Pas de pilote… à la présidence?

Par Zarateny.  Un hélicoptère dépêché pour sécuriser les opérations de protection des zones gangrenées d’actes de banditisme se retrouve cloué au sol, sans pilote. L’Express de Madagascar rapporte : «  le pilote de cette libellule de fer (…) est aujourd’hui à la retraite. (..) Le salaire d’un pilote ayant les compétences requises pour mener de pareilles opérations, serait hors de prix »

Caricature de Wake Up Madagascar dénonçant l'innefficacité du régime
Le président qui donne l’impression de ne plus être le pilote de la nation. Caricature de Wake Up Madagascar

A combien s’élève le salaire d’un pilote capable de quadriller de ses pales d’hélices toute une zone rouge ? D’ailleurs, quel que soit ce chiffre, chaque jour de sol de cet engin nous coûte, en biens et en vies, en quiétude et en sérénité.
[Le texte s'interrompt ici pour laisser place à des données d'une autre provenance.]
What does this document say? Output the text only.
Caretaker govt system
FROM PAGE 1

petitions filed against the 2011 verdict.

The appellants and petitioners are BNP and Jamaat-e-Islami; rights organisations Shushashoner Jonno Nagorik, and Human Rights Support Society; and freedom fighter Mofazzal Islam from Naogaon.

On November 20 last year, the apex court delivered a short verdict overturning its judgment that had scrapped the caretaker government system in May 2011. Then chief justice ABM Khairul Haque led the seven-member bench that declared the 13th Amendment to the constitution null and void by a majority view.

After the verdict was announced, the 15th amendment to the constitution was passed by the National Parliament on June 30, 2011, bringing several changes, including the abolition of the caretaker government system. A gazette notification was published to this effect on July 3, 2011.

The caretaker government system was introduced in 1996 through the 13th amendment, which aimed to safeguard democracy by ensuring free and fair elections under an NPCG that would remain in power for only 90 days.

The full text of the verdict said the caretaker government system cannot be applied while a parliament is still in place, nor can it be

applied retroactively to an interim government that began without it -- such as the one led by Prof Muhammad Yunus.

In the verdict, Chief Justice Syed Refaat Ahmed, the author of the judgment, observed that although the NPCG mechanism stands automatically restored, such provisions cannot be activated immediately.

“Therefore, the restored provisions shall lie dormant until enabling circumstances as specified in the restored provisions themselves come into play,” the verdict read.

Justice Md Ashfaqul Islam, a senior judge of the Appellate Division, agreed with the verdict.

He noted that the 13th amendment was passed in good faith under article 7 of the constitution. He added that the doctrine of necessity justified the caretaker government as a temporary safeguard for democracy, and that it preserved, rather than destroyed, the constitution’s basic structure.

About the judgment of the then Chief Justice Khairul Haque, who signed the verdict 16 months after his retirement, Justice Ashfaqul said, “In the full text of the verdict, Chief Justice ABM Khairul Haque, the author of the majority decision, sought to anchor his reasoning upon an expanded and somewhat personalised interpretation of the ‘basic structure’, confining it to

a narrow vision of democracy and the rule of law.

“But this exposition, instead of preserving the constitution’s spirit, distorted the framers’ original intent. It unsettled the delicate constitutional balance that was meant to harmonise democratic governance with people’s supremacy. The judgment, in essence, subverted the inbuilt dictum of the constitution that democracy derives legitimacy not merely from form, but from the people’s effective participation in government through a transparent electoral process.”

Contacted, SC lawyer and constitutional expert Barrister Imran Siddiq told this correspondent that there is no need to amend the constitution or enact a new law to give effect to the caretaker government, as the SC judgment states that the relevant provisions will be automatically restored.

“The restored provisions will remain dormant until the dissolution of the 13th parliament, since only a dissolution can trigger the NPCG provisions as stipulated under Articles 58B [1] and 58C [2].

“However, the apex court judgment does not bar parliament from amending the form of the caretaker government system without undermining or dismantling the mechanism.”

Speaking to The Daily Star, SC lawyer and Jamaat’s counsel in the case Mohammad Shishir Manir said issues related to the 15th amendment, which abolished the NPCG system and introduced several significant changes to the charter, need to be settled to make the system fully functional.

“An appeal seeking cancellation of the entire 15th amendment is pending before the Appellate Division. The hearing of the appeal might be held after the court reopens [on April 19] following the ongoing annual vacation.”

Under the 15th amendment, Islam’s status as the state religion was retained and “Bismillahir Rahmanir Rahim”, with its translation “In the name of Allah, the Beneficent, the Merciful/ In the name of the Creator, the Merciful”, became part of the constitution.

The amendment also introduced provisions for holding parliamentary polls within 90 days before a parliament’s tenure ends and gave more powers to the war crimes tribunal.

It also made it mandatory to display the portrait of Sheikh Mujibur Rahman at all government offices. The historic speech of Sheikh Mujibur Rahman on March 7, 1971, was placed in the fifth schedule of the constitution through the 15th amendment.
Comme si la précarité n’était pas déjà une pleine coupe d’amertume, fallait-il la goutte de trop.

Evidemment que l’Etat le comprend. Cet Etat qui dispose d’une armée de hauts gradés et d’une force de dissuasion à l’affût du moindre citoyen atrabilaire, mais qui n’a pas de pilote. Cet Etat très préoccupé à défendre ses forts, traqué par l’hypnose d’une tentative de coup d’Etat, mais qui n’a pas de pilote. Ainsi, restent livrées à elles-mêmes, les populations d’Atsimo Andrefana – pour ne parler que d’elles, enclavées dans leurs villages éloignés, à la merci des bandits. « Neuf cent trois zébus, sont tombés entre  les mains d’une centaine de bandits de grand-chemin. Trois hommes en treillis, brandissant chacun un Kalac­hnikov, étaient à la tête de cette armée de dahalo. La valeur du bétail dérobé s’élève à près de six cents millions d’ariary », résume l’Express de Madagascar. Et pas de pilote pour faire voler cet hélicoptère qui serait d’une aide capitale pour pourchasser les malfaiteurs et sécuriser les paysans.

 

Evidemment, dire que rien ne marche serait exagéré. Le même hélicoptère aujourd’hui cloué au sol a pris son envol pour sécuriser la visite du SG de l’ONU, Ban Ki Moon, les 10 et 11 mai. Preuve que le mécanisme fonctionne, en temps et circonstances voulus. La sécurité des Malgaches des localités éloignées ne fait pas partie de circonstances voulues, ni aujourd’hui, ni hier. Et bien qu’ils soient majoritaires, il semble toujours exister une explication à leur situation : les erreurs passées, évidemment. Le manque de budget, assurément. L’insuffisance de personnels capables, sans doute.  La désorganisation, effectivement. Ou bien, tout bêtement, sont-ils trop éloignés d’Ambohitsorohitra, ces Andranolava, ces Ankozoabo, ces Angodongodona, ces Ebona… Trop éloignés, et donc invisibles. Trop peu de poids, et donc, négligeables.

Express de Madagascar, 20.05.2016 http://bit.ly/1TvtFO4
Express de Madagascar, 20.05.2016
http://bit.ly/1TvtFO4

Pas de pilote, comme pas d’instituteurs et pas d’écoles. Pas de pilote, comme pas d’emplois et pas de protection sociale. Pas de pilote, comme pas de dispensaires et pas de soins médicaux. Pas de pilote, comme pas d’électricité et pas d’eau potable. Pas de pilote, comme pas vraiment de volonté de voir les grandes affaires fumeuses être réglées. Et l’Etat s’inquiète de crever dans un putsch. Alors, pas de pilote ou pas de présidence ? Juste une question, comme ça, en attendant de décoller.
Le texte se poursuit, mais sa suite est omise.